I began by reminding her why I had come, why I had been left there, and why I had been forced to stay.
She was sad about my mother, but she quickly told me she was happy I was there. I thanked her and then told her about Grandma Olivia's offer and why it would be good for everyone. I didn't tell her about my grandfather or his sinful history. I tried to make it seem as if I would be gone only for a short while. I would always be nearby, I told her, and she would come to visit me as much as she wanted, that Cary had promised to bring her often, but she was still confused.
How could it be good for everyone? Didn't I help her mother?
How could I explain it all to her? I wondered and then I did the one thing I had tried never to do: I told a lie to make things easier. I told her Grandma Olivia needed me.
The idea of Grandma Olivia needing anyone surprised but interested her.

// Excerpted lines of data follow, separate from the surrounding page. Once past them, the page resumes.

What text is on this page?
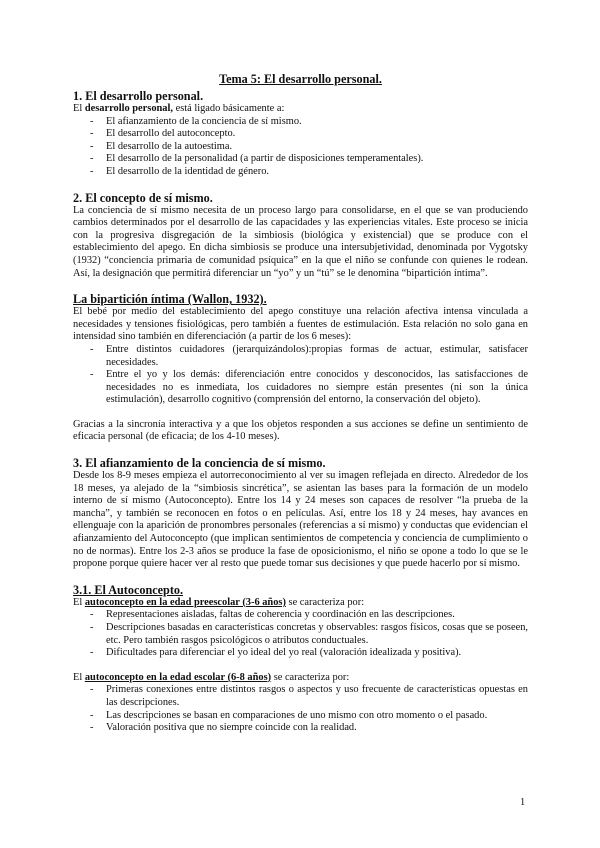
Tema 5: El desarrollo personal.
1. El desarrollo personal.

El desarrollo personal, está ligado básicamente a:

- El afianzamiento de la conciencia de sí mismo.
- El desarrollo del autoconcepto.
- El desarrollo de la autoestima.
- El desarrollo de la personalidad (a partir de disposiciones temperamentales).
- El desarrollo de la identidad de género.
2. El concepto de sí mismo.

La conciencia de sí mismo necesita de un proceso largo para consolidarse, en el que se van produciendo cambios determinados por el desarrollo de las capacidades y las experiencias vitales. Este proceso se inicia con la progresiva disgregación de la simbiosis (biológica y existencial) que se produce con el establecimiento del apego. En dicha simbiosis se produce una intersubjetividad, denominada por Vygotsky (1932) “conciencia primaria de comunidad psíquica” en la que el niño se confunde con quienes le rodean. Así, la designación que permitirá diferenciar un “yo” y un “tú” se le denomina “bipartición íntima”.

La bipartición íntima (Wallon, 1932).

El bebé por medio del establecimiento del apego constituye una relación afectiva intensa vinculada a necesidades y tensiones fisiológicas, pero también a fuentes de estimulación. Esta relación no solo gana en intensidad sino también en diferenciación (a partir de los 6 meses):

- Entre distintos cuidadores (jerarquizándolos):propias formas de actuar, estimular, satisfacer necesidades.
- Entre el yo y los demás: diferenciación entre conocidos y desconocidos, las satisfacciones de necesidades no es inmediata, los cuidadores no siempre están presentes (ni son la única estimulación), desarrollo cognitivo (comprensión del entorno, la conservación del objeto).

Gracias a la sincronía interactiva y a que los objetos responden a sus acciones se define un sentimiento de eficacia personal (de eficacia; de los 4-10 meses).

3. El afianzamiento de la conciencia de sí mismo.

Desde los 8-9 meses empieza el autorreconocimiento al ver su imagen reflejada en directo. Alrededor de los 18 meses, ya alejado de la “simbiosis sincrética”, se asientan las bases para la formación de un modelo interno de sí mismo (Autoconcepto). Entre los 14 y 24 meses son capaces de resolver “la prueba de la mancha”, y también se reconocen en fotos o en películas. Así, entre los 18 y 24 meses, hay avances en ellenguaje con la aparición de pronombres personales (referencias a sí mismo) y conductas que evidencian el afianzamiento del Autoconcepto (que implican sentimientos de competencia y conciencia de cumplimiento o no de normas). Entre los 2-3 años se produce la fase de oposicionismo, el niño se opone a todo lo que se le propone porque quiere hacer ver al resto que puede tomar sus decisiones y que puede hacerlo por sí mismo.

3.1. El Autoconcepto.

El autoconcepto en la edad preescolar (3-6 años) se caracteriza por:

- Representaciones aisladas, faltas de coherencia y coordinación en las descripciones.
- Descripciones basadas en características concretas y observables: rasgos físicos, cosas que se poseen, etc. Pero también rasgos psicológicos o atributos conductuales.
- Dificultades para diferenciar el yo ideal del yo real (valoración idealizada y positiva).

El autoconcepto en la edad escolar (6-8 años) se caracteriza por:

- Primeras conexiones entre distintos rasgos o aspectos y uso frecuente de características opuestas en las descripciones.
- Las descripciones se basan en comparaciones de uno mismo con otro momento o el pasado.
- Valoración positiva que no siempre coincide con la realidad.
1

May was so forgiving and compassionate she couldn't deny anyone anything, even someone like Grandma Olivia, who seemed to have everything she could want.
In the end she accepted it. It brought tears to her eyes, but she didn't cry. She offered to help me pack. I explained I had very little to bring with me. Grandma Olivia was going to buy me many new things. When I heard Uncle Jacob and Aunt Sara in the hallway, I told her she had better see what she could do to help her mother and she left.
Uncle Jacob and Aunt Sara made a lot of commotion going down the stairs. Uncle Jacob got dizzy once, but when I came out to help, he made a miraculous recovery and completed the journey. Aunt Sara brought him outside to sit on the porch.
As I sifted through the things I would take with me, I recalled when I had first come to stay in this room. I looked at Laura's picture and thought about her again. Cary insisted Laura and I were alike in so many ways. Holly would call it a kindred spirit. There were nights when I had lain here and felt another presence, felt encouragement and comfort, as if someone warm and loving had touched my cheek or stroked my hair or taken my hand during the night. It turned my nightmares into sweet dreams.
I had no idea what sort of a room Grandma Olivia would provide for me. Chances were it would be bigger, of course. I hadn't done very much to change this room. So much of what was in it still had significance and great importance for Aunt Sara. Laura's love letters were where they had always been. Her clothes remained in the closet and bureau. Her dolls and music box were undisturbed.
Aunt Sara was sure to return the room to its shrine status after I moved away, I thought. Now, she would mourn her daughter's death a second time. I had tried to be a daughter to her, but the truth was no one could replace Laura, and the hole in her heart Aunt Sara had hoped I would fill would always be there. Maybe it was more painful, even deceitful, for me to wear Laura's clothes and sleep in Laura's bed. Maybe as Kenneth had said, Grandma Olivia was the real guru for this family. She knew best.